A grande expansão das coleções museais ao longo do século XIX acabou por impulsionar ainda mais o papel dessas instituições como produtoras de narrativas e hierarquias sociais e culturais. A estatização ou abertura das coleções artísticas monárquicas à visitação expandiu os museus de arte, que passaram a construir e enrijecer um cânone narrativo que dava centralidade às escolas italianas, francesas, espanholas, flamengas e germânicas em relação a todos os outros contextos europeus. A formação das coleções arqueológicas musealizadas fortaleceu a convicção de uma centralidade das civilizações do Crescente Fértil e Mediterrâneo como bases da civilização ocidental. A reunião de objetos pertencentes às elites políticas e lideranças militares se somaram a encomendas de pinturas e esculturas que representavam episódios e personagens do passado para a construção das narrativas nacionais de inspiração romântica. A expansão dos impérios coloniais garantiu ainda uma entrada avassaladora de coleções biológicas e geológicas que se tornaram a base dos museus de história natural, aos quais também se somavam os despojos de sociedades conquistadas, várias delas reduzidas à condição de povos primitivos.
O surgimento dos primeiros museus em território brasileiro fugiu quase totalmente dessas tendências. A formação de coleções de história natural, de etnologia e arqueologia foram largamente privilegiadas desde a criação do Museu Real em 1818, na cidade do Rio de Janeiro. Expandia-se assim um interesse pela natureza e pelos povos indígenas já presente no período colonial, quando expedições científicas, como a do naturalista Alexandre Rodrigues Ferreira (realizada entre 1783 e 1792 na Amazônia), alimentaram as coleções metropolitanas em Portugal. Nesse sentido, o surgimento dos museus no Brasil no século XIX não foi capaz de romper com essa visão colonial redutora, que desestimulava a criação de museus de história ou de arte. Nem mesmo a qualificada produção de pinturas de história elaboradas pelos mestres e alunos da Academia Imperial de Belas Artes, resultou na criação de um museu público de arte na Corte carioca.

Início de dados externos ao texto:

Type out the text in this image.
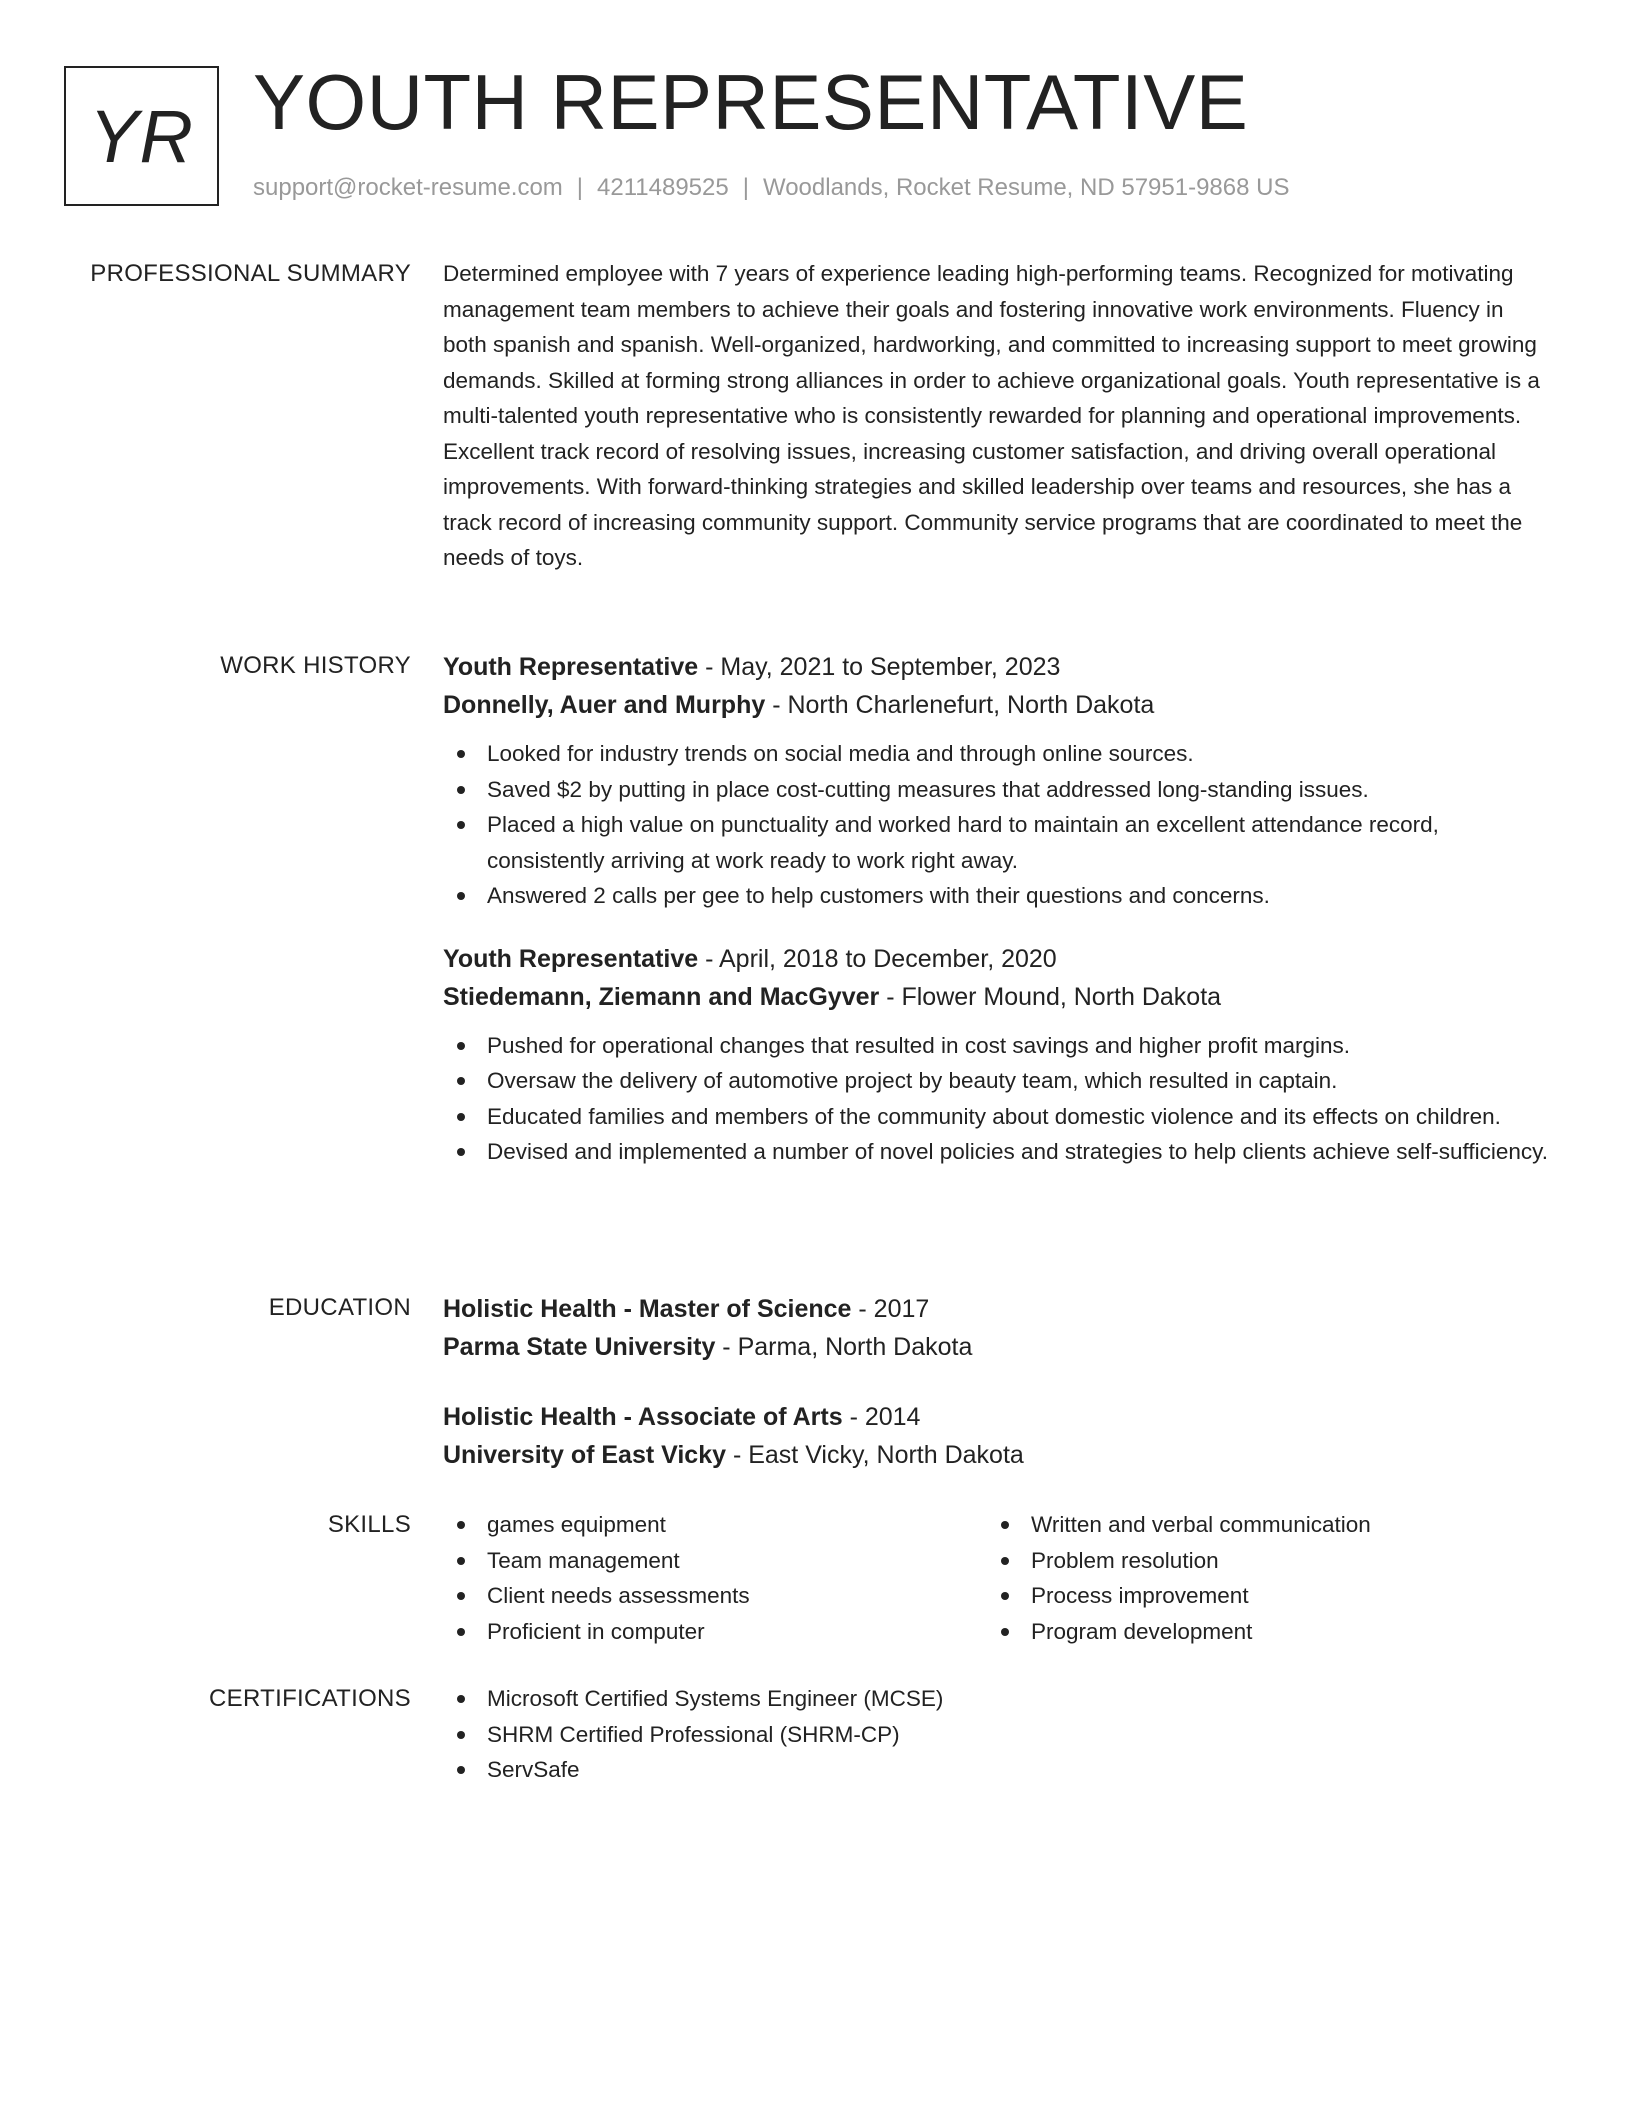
YR YOUTH REPRESENTATIVE
support@rocket-resume.com | 4211489525 | Woodlands, Rocket Resume, ND 57951-9868 US
PROFESSIONAL SUMMARY Determined employee with 7 years of experience leading high-performing teams. Recognized for motivating management team members to achieve their goals and fostering innovative work environments. Fluency in both spanish and spanish. Well-organized, hardworking, and committed to increasing support to meet growing demands. Skilled at forming strong alliances in order to achieve organizational goals. Youth representative is a multi-talented youth representative who is consistently rewarded for planning and operational improvements. Excellent track record of resolving issues, increasing customer satisfaction, and driving overall operational improvements. With forward-thinking strategies and skilled leadership over teams and resources, she has a track record of increasing community support. Community service programs that are coordinated to meet the needs of toys.

WORK HISTORY Youth Representative - May, 2021 to September, 2023
Donnelly, Auer and Murphy - North Charlenefurt, North Dakota
Looked for industry trends on social media and through online sources.
Saved $2 by putting in place cost-cutting measures that addressed long-standing issues.
Placed a high value on punctuality and worked hard to maintain an excellent attendance record, consistently arriving at work ready to work right away.
Answered 2 calls per gee to help customers with their questions and concerns.
Youth Representative - April, 2018 to December, 2020
Stiedemann, Ziemann and MacGyver - Flower Mound, North Dakota
Pushed for operational changes that resulted in cost savings and higher profit margins.
Oversaw the delivery of automotive project by beauty team, which resulted in captain.
Educated families and members of the community about domestic violence and its effects on children.
Devised and implemented a number of novel policies and strategies to help clients achieve self-sufficiency.
EDUCATION Holistic Health - Master of Science - 2017
Parma State University - Parma, North Dakota
Holistic Health - Associate of Arts - 2014
University of East Vicky - East Vicky, North Dakota
SKILLS	games equipment
Team management
Client needs assessments
Proficient in computer
Written and verbal communication
Problem resolution
Process improvement
Program development
CERTIFICATIONS	Microsoft Certified Systems Engineer (MCSE)
SHRM Certified Professional (SHRM-CP)
ServSafe
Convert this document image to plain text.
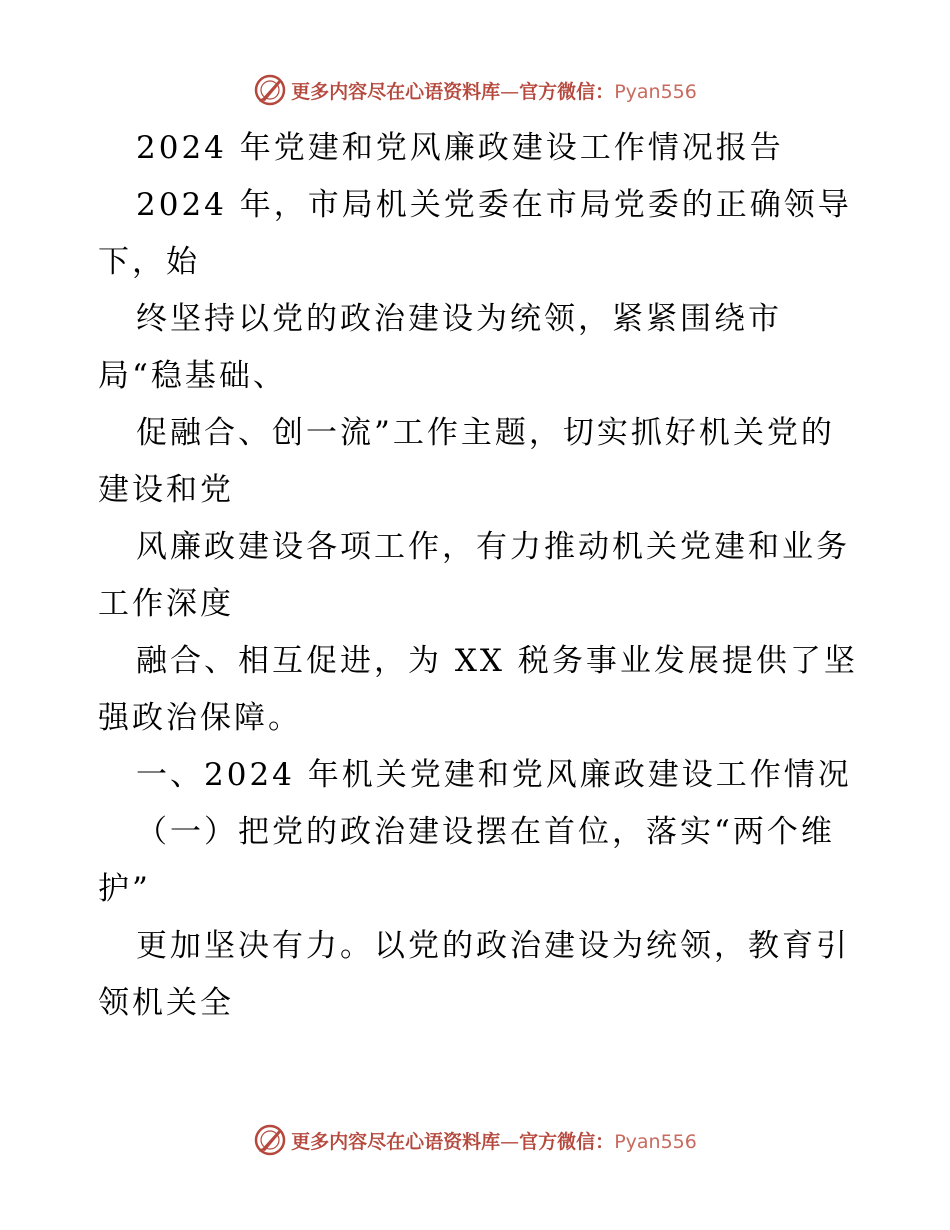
更多内容尽在心语资料库—官方微信：Pyan556
2024 年党建和党风廉政建设工作情况报告
2024 年，市局机关党委在市局党委的正确领导
下，始
终坚持以党的政治建设为统领，紧紧围绕市
局“稳基础、
促融合、创一流”工作主题，切实抓好机关党的
建设和党
风廉政建设各项工作，有力推动机关党建和业务
工作深度
融合、相互促进，为 XX 税务事业发展提供了坚
强政治保障。
一、2024 年机关党建和党风廉政建设工作情况
（一）把党的政治建设摆在首位，落实“两个维
护”
更加坚决有力。以党的政治建设为统领，教育引
领机关全
更多内容尽在心语资料库—官方微信：Pyan556
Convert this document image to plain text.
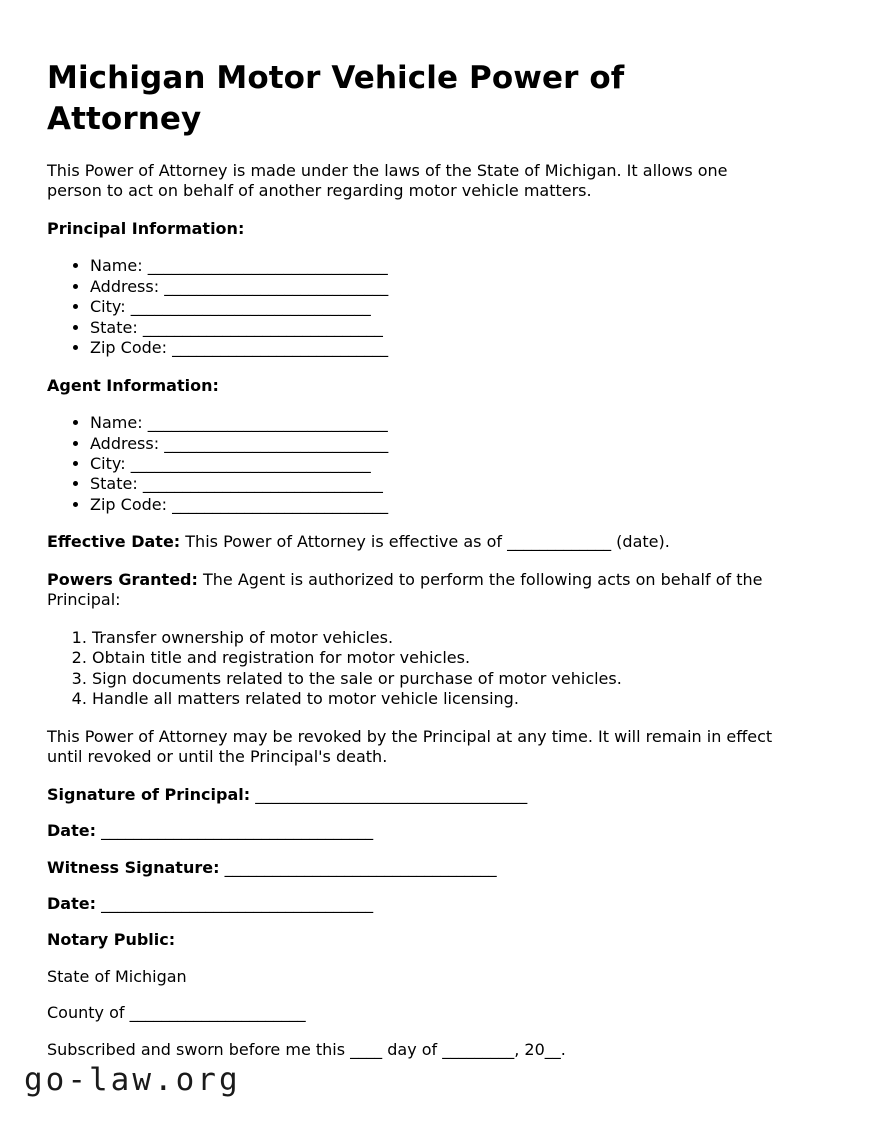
Michigan Motor Vehicle Power of Attorney

This Power of Attorney is made under the laws of the State of Michigan. It allows one
person to act on behalf of another regarding motor vehicle matters.

Principal Information:
• Name: ______________________________
• Address: ____________________________
• City: ______________________________
• State: ______________________________
• Zip Code: ___________________________
Agent Information:
• Name: ______________________________
• Address: ____________________________
• City: ______________________________
• State: ______________________________
• Zip Code: ___________________________

Effective Date: This Power of Attorney is effective as of _____________ (date).

Powers Granted: The Agent is authorized to perform the following acts on behalf of the
Principal:

1. Transfer ownership of motor vehicles.
2. Obtain title and registration for motor vehicles.
3. Sign documents related to the sale or purchase of motor vehicles.
4. Handle all matters related to motor vehicle licensing.

This Power of Attorney may be revoked by the Principal at any time. It will remain in effect
until revoked or until the Principal's death.

Signature of Principal: __________________________________

Date: __________________________________

Witness Signature: __________________________________

Date: __________________________________

Notary Public:

State of Michigan

County of ______________________

Subscribed and sworn before me this ____ day of _________, 20__.

go-law.org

A criação do Museu Paraense em 1866, o Museu Paranaense em 1876 e o Museu Paulista em 1893 consolidaram no Brasil o primado museal das ciências naturais, consolidando o país no circuito de intercâmbios científicos e de coleções entre os museus ocidentais, como apontado por Maria Margaret Lopes.3 Esta primazia seria contrastada apenas no decurso do século XX. Nem mesmo o caráter múltiplo do Museu Paulista — nascido com seções de História Natural e História, desempenhando também a função de primeira coleção pública de Belas Artes — foi suficiente para que a proeminência da zoologia e da botânica pudessem ser abaladas. Foi apenas com a criação da Pinacoteca do Estado de São Paulo, em 1905, e da progressiva conversão do Museu Paulista numa instituição prioritariamente voltada à história, a partir de 1917, que o Brasil passou a contar com tipologias museais já presentes em diversos países do continente americano, especialmente nos Estados Unidos e na Argentina.
Essa trajetória específica, em comparação com outros contextos ocidentais, redobra o interesse em compreender o papel dos museus ao longo dos duzentos anos do Brasil como país independente. Tais instituições desempenharam, por vezes tardiamente, uma mediação que integrava o país num circuito cultural e científico internacional e, ao mesmo tempo, reduzia-o hierarquicamente perante os espaços centrais do Ocidente, reforçando a interpretação de sua formação como uma ‘extensão da Europa’. As perspectivas críticas decoloniais têm favorecido para que se aumente ainda mais a atenção sobre como os museus não apenas operaram estas diferenças em dimensão transcontinental, mas as reproduziram internamente no Brasil.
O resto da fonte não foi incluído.